何よりもこの時点で勝家の不利は誰が見ても明らかで、勝家に味方する畿内の諸将はなく、勝家配下の者にまで、すでに秀吉の手が伸びていた状態でした。

四面楚歌となる柴田勝家

追い詰められた勝家は、秀吉との直接対決で、政治的な劣勢を逆転しようと考えます。1583年3月、勝家は前田利家、佐久間盛政ら3万の兵を率いて近江に出陣。

秀吉はこれに対し5万の大軍を率いて対抗します。両軍は睨み合ったまましばらく戦線は膠着しました。ここで一度は秀吉に対し降伏していた信孝が美濃で挙兵。

このため秀吉は、美濃にも対応しなければならなくなり、兵力を割いて秀吉自身が美濃へ転戦します。勝家はこの機を逃さず羽柴軍に攻め込み、主要な砦を瞬く間に落として戦術的優位に立ちました。

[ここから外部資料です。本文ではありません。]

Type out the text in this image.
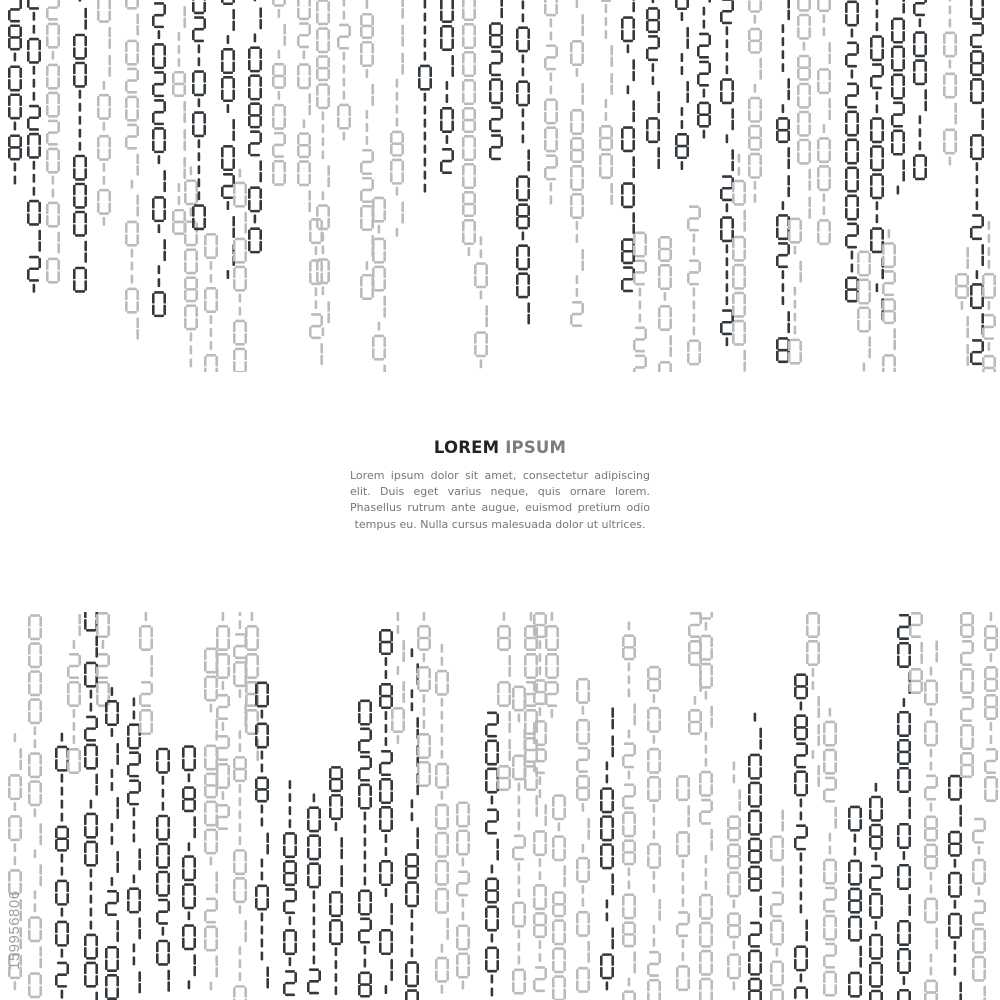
LOREM IPSUM

Lorem ipsum dolor sit amet, consectetur adipiscing elit. Duis eget varius neque, quis ornare lorem. Phasellus rutrum ante augue, euismod pretium odio tempus eu. Nulla cursus malesuada dolor ut ultrices.

159956806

勝家は、秀吉が戻ってくるまでの一時的な勝利でよいと考えていたのですが、攻め手の大将だった盛政はこのまま羽柴方を崩そうと勝家の命を破り、最前線である賤ヶ岳に留まり続けました。そのため美濃から戻った秀吉本軍に攻められ、さらには秀吉の工作を受けていた利家が裏切って撤退したため総崩れに。

秀吉との決戦である賤ヶ岳の戦いに敗れた勝家に劣勢を盛り返す余力は、もうありませんでした。4月24日、勝家はお市の方とともに居城である北ノ庄城で自刃して果てました。

家康にとっての賤ヶ岳の戦い


本能寺の変の後に家康は、光秀が秀吉に討たれたことを知ると、光秀討伐のために準備した兵をそのまま空白地帯になった甲斐に向けます。ここで家康は北条氏政と激しく争うことになるのですが(天正壬午の乱)、賤ヶ岳の戦いの前年に北条との和睦を成立させて甲斐信濃にその勢力を伸ばしている最中でした。

家康としては正直なところ、もう少し織田家の混乱が続けばよいと思っていたでしょう。それだけに柴田勝家があっさり滅んでしまったことは残念であり、意外なことでもありました。

こうして天下の趨勢が一気に秀吉に傾いたため、家康にとっては新たな危機が訪れます。